Serbia has launched LORYA, a new platform that uses AI-supported document processing to convert books, newspapers, manuscripts, and other written heritage materials into clean, structured, machine-readable data for research, education, and language technologies.

Developed by the UN Development Programme, the Mathematical Institute of the Serbian Academy of Sciences and Arts, and the National Library of Serbia, with support from France and Japan, the project is aimed not only at preserving written cultural heritage, but also at addressing a broader AI problem: the weak representation of underrepresented languages, scripts, and historical texts in digital training data.

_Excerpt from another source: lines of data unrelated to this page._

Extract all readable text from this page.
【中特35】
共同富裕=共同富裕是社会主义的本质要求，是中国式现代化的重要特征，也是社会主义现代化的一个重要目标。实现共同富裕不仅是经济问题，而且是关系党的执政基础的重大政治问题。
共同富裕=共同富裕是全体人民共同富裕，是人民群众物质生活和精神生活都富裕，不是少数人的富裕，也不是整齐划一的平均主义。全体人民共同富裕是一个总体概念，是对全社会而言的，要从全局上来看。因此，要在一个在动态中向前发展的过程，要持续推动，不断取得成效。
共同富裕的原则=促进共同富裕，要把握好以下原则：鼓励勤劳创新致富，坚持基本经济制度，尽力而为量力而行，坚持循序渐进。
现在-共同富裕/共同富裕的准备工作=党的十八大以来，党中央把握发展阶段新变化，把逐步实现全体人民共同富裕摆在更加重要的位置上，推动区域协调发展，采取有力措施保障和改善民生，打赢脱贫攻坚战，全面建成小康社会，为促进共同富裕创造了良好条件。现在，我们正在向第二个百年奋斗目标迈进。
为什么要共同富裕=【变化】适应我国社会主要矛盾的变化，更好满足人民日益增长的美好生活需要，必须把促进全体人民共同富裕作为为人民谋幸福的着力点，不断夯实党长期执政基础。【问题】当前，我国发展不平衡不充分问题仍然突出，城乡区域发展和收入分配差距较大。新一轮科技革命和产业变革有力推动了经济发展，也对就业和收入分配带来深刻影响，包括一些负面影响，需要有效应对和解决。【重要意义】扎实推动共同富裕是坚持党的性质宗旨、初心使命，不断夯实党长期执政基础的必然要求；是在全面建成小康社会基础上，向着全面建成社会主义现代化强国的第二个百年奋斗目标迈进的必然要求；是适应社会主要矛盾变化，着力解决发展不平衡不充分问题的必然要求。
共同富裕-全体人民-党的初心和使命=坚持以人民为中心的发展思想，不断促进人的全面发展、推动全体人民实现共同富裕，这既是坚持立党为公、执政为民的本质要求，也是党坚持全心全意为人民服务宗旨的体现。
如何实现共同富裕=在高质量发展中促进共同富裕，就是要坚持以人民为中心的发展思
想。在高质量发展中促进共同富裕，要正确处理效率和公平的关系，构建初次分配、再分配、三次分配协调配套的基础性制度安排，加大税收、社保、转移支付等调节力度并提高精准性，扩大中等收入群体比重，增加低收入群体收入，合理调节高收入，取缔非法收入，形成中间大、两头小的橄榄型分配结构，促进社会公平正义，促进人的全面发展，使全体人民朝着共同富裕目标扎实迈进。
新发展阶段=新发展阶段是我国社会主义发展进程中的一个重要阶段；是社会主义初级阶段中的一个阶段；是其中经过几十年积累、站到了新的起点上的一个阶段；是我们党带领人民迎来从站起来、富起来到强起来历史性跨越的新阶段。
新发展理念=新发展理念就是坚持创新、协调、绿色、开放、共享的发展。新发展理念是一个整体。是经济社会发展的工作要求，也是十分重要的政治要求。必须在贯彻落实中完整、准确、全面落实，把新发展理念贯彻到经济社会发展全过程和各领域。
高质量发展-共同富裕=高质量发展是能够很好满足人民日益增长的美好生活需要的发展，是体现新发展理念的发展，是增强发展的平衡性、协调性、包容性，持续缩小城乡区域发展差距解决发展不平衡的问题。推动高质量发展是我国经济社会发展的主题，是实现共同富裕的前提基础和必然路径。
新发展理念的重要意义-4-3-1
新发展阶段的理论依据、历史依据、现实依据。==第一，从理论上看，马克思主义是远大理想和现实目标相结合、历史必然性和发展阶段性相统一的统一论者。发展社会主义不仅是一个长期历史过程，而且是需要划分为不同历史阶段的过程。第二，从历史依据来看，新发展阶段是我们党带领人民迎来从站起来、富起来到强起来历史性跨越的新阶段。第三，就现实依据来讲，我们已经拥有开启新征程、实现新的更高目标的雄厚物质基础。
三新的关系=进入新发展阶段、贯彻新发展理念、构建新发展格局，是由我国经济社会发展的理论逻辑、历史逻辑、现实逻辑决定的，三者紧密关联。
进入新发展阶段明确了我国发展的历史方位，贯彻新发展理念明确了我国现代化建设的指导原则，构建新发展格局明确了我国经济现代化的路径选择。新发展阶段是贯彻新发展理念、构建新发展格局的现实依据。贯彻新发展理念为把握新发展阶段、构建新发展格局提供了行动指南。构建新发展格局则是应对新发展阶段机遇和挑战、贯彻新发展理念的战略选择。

The distinction matters. While many digitisation initiatives focus mainly on preservation and access, LORYA is also designed to prepare historical material for computational use. In practice, that means converting complex printed and handwritten documents into reusable data that can better support language technologies and future AI systems.

The platform focuses on books, newspapers, manuscripts, and other archival sources, including materials that traditional OCR systems often struggle to process. Its ability to work with handwritten, multi-script, and visually complex documents makes it especially relevant for collections that have remained difficult to digitise in a meaningful way.

That gives the project a wider significance beyond Serbia. As AI systems continue to depend on large volumes of digital text, many smaller or historically under-digitised languages remain poorly represented in training datasets. By transforming cultural heritage into structured digital resources, LORYA frames preservation not only as an archival task but also as part of a broader effort to make AI development more linguistically inclusive.

The project has also been released as open-source software and recognised as a Digital Public Good, suggesting that it is meant to serve as more than a national pilot. Interest from UNDP teams in Iraq and Nepal indicates that the model could be adapted in other contexts where cultural heritage, language diversity, and digital capacity intersect.

Seen in that light, LORYA is not simply a heritage digitisation tool. It is also an attempt to connect cultural preservation with public-interest AI development, while arguing that historical texts, minority languages, and local knowledge systems should not remain on the margins of the AI era.